Don't get your evidence from opinion pieces.

[–] sub_ubi@lemmy.ml 0 points 1 day ago* (last edited 1 day ago) (1 children)

What evidence are you calling into question specifically? That NATO expanded after the fall of the USSR?

[–] FlexibleToast@lemmy.world 1 points 1 day ago (1 children)

I'm not. I'm not the same person. I'm just telling you that you shouldn't cite an opinion piece as evidence.

[–] sub_ubi@lemmy.ml 0 points 1 day ago* (last edited 1 day ago) (1 children)

Oh, in this case an opinion piece in US media is evidence. @catsarebadpeople believed that the opinion (NATO's expansion partially caused the war) was limited to Russian / BRICS media.

[–] FlexibleToast@lemmy.world 1 points 1 day ago (1 children)

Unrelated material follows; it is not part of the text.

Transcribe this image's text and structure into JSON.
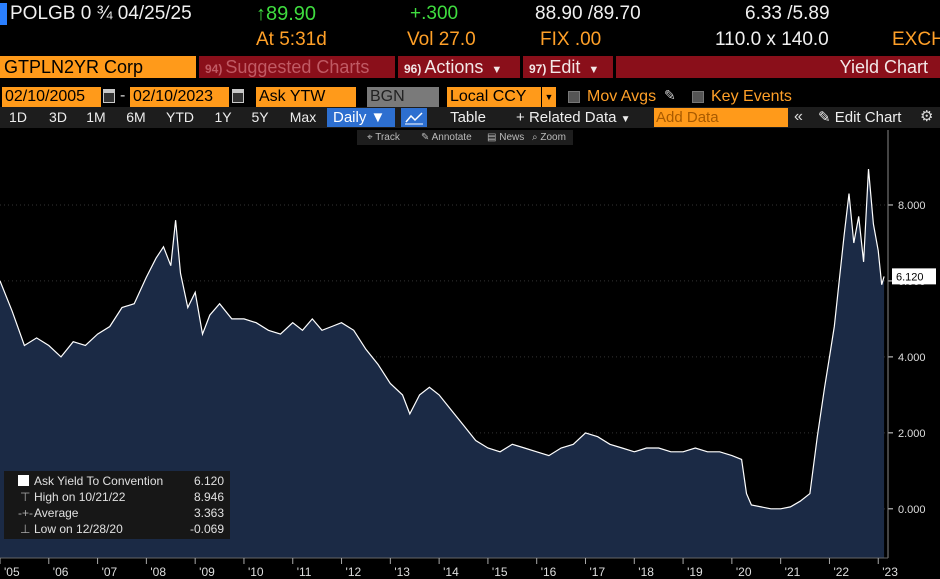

Which could have been influenced by Russian media. You and I don't know because it's an opinion piece. It's not a researched piece of journalism.

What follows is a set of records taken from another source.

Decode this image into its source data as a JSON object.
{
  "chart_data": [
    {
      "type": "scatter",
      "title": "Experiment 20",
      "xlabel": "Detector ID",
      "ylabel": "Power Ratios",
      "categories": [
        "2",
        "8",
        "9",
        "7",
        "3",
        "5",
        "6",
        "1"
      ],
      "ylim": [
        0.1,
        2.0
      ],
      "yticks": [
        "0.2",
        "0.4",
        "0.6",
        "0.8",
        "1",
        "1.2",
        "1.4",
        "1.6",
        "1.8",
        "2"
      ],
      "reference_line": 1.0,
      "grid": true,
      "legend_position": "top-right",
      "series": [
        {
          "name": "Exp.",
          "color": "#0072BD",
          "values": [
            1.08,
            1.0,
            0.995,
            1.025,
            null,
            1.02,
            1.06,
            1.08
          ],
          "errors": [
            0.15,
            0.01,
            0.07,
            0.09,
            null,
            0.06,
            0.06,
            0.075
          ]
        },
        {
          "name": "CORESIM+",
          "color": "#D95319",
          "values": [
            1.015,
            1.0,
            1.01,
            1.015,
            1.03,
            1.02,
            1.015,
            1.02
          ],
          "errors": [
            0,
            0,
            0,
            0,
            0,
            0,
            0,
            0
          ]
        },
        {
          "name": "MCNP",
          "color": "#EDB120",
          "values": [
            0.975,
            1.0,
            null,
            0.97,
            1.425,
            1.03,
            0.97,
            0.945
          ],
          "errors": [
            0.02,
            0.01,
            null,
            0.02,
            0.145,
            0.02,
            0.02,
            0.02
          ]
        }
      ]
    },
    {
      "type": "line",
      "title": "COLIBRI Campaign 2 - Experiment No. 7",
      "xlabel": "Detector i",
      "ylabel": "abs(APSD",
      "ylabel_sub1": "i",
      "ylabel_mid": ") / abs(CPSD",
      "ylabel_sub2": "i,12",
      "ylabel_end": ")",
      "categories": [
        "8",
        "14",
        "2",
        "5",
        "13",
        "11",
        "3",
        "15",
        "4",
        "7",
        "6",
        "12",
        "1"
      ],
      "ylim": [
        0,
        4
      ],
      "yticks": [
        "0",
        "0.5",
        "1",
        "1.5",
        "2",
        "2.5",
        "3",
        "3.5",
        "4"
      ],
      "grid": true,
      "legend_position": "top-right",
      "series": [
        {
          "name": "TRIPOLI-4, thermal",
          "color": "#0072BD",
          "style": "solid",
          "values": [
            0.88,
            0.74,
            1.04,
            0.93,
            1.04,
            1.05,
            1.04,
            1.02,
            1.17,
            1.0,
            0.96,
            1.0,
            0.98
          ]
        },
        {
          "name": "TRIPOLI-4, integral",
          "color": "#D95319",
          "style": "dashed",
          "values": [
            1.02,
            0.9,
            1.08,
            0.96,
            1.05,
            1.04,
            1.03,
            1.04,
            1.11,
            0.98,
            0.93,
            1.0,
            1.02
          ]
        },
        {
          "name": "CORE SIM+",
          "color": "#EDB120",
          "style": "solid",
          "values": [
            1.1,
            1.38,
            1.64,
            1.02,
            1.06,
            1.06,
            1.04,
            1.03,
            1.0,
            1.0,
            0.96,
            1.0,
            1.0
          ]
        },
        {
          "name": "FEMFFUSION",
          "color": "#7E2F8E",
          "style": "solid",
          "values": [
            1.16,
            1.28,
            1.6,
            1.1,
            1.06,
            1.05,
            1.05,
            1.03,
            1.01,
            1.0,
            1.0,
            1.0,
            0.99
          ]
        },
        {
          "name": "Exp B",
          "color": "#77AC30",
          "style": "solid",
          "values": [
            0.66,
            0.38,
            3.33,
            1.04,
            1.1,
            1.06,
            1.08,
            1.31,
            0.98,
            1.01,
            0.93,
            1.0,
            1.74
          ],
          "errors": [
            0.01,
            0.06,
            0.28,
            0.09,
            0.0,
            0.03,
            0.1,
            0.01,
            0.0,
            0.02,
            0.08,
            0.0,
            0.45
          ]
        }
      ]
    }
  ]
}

[–] sub_ubi@lemmy.ml 0 points 1 day ago (1 children)

I think you're working deep under cover for Russia.

[–] FlexibleToast@lemmy.world 1 points 1 day ago (1 children)

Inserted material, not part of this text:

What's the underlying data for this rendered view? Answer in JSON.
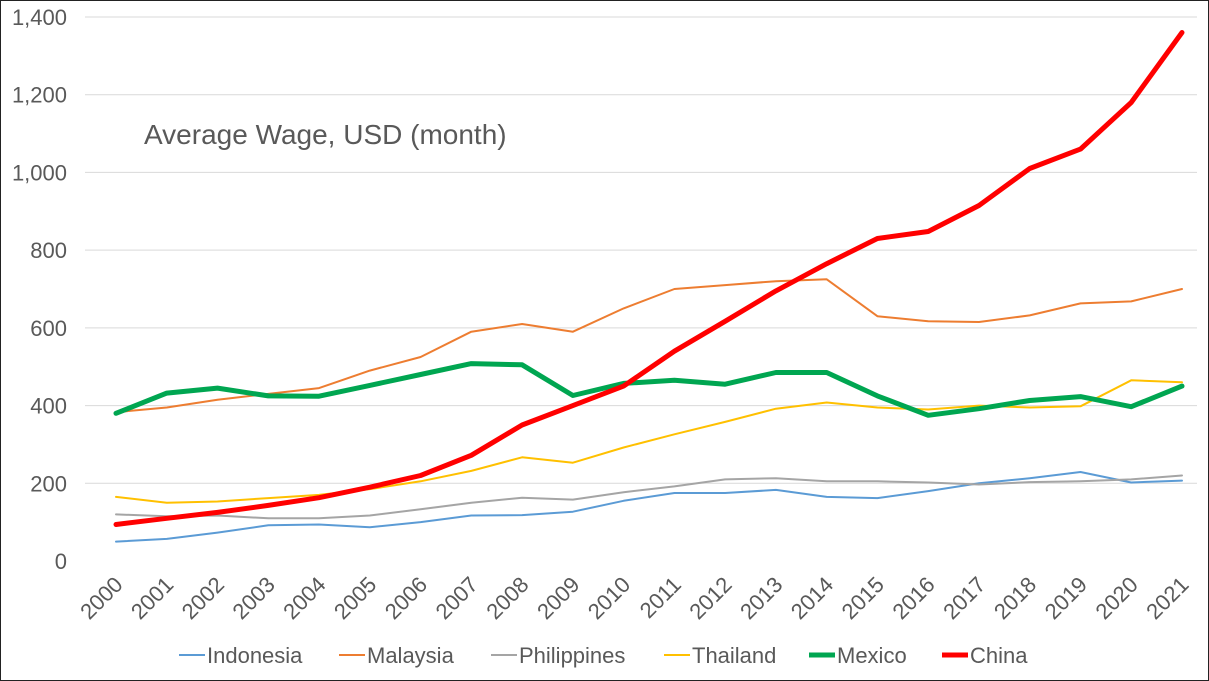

Hey, at least you got the concept of what I'm saying. Don't trust opinions. Trust actual, credible journalism.

[–] sub_ubi@lemmy.ml 0 points 1 day ago (1 children)

I have to agree that completely ignoring the nytimes op-ed section is healthy and brings you closer to the truth. I'm glad we've established that.

[–] FlexibleToast@lemmy.world 1 points 1 day ago (1 children)

I don't even think you need to qualify that with nytimes. Just ignore the op-ed section.

[–] sub_ubi@lemmy.ml 0 points 22 hours ago* (last edited 17 hours ago)

Yes agreed.

I think I know where you're confused. Here's the original claim that begat this thread,

It’s not controversial to say that the US / NATO helped trigger the war in Ukraine.

The claim is about an opinion being generally accepted. To confirm or refute the claim requires secondary sources, since the claim is about opinions.

If the claim were simply,

US / NATO helped trigger the war in Ukraine.

Then the claim is concerned directly with what triggered the war in Ukraine. To confirm or refute the claim, you'd benefit more from primary sources (including journalism, as you mentioned.)